本講演では、以下のような課題をお持ちの皆さまのお役に立つことができます。
・研修メニューは揃っているが、効果検証に手を焼いている
・研修レポートなどの取り組みを振り返るリフレクションシートを回収・集積できているが、自由記述部分の分析が進まず、読後は放置してしまっている
加えて、以下のような課題をお持ちの方にも参考にしていただけます。
・研修中は参加者の表情にも、取り組み姿勢にも変化が見られ、手応えを得たのに、現場に戻って数週間も経たないうちに元に戻ったように見え、戸惑っている
・部下との面談や指導でうまく伝えられない、伝えても効果が見えない
いずれの課題も、可視化・共有の不足が原因であることが多いようです。
原理原則に陥りがちな研修や指導の中で納得できたことも、例外の多い現場では各人の特性に合わせて必要な一工夫が壁となります。ここを埋めるには、研修の正否を問わず、結果に至るプロセスを分解し、可視化・共有していくことが有効です。
―― 今回の講演の聞きどころ・注目すべきポイントをお聞かせください。
仕事や研修に取り組んだ後の振り返りに人材育成の資源を見出した点です。
レポートやアンケートで回収されたシートが相当な数になっているケースは多いのではないでしょうか。選択式の回答集計はまだしも、自由記述となると手が回らない、というご相談もよく受けます。
また、回答者からみても何のフィードバックも得られない状態が続くと、次第に回答意欲が下がっていき、記述内容も大雑把なものになりがちです。時間と労力をかけて実施するレポートやアンケートで、このような悪循環に陥らないためには、記述部分の分析とフィードバックが肝となります。
手作業での分析には対象数の限界があり、当社では部分的なAIの活用に注目しました。大学と共同開発したテキストAI分析「TIARA」によって、作業時間は30分の1にまで短縮することができ、判断基準のブレの回避にもつながっています。短縮によって生まれた時間を分析結果の読解とフィードバックに充てれば、回答者の意欲喚起、行動変容にもつながり、好循環へと転換することができます。
本講演では限られたデータにはなりますが、分析結果をお示ししながら、できるだけ具体的に実践事例をご報告したいと思っています。
例えば、同一分析手法の中ではそれらしく見える指標も、別の指標と重ねると齟齬を生じることもあります。そこで、三つの異なった指標を重ねて分析を試みた事例なども織り交ぜてお話ししてまいります。
―― 講演に向けての抱負や、参加される皆さまへのメッセージをお願いします。
これまで実施してきた人材育成プログラムに課題を抱えている方、中でも、「自ら考え、率先して取り組み、成長し続ける人材」の育成を目指しておられる方は、ぜひご参加ください。
一口に人材育成といっても、置かれている環境、保有する資源、獲得すべき成果は多様です。
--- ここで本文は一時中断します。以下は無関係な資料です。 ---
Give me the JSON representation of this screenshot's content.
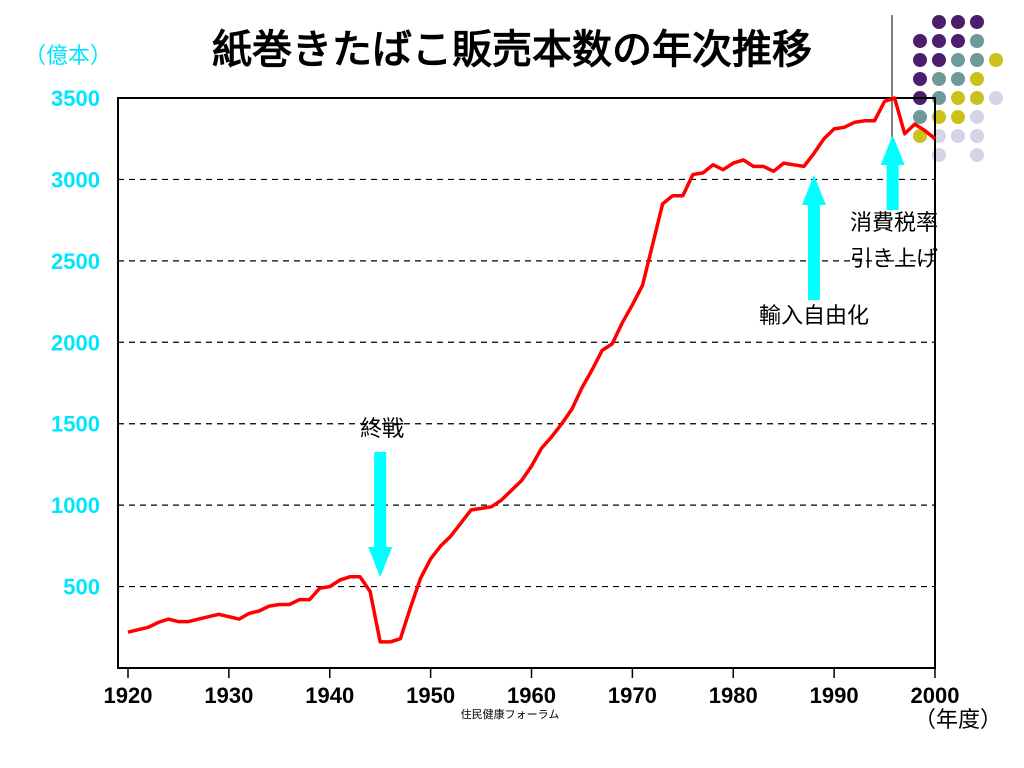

効率が最優先されるケースもあれば、新規性、独自性が求められるケースもあり、目指すモデルによって手法も指標も使い分けなくては効果も期待できません。
社会環境が大きく変化すると予測されている今、変化にチャンスを見出し、多様な選択肢を持ち寄るメンバーで構成されたチーム作りを目指していただければと思います。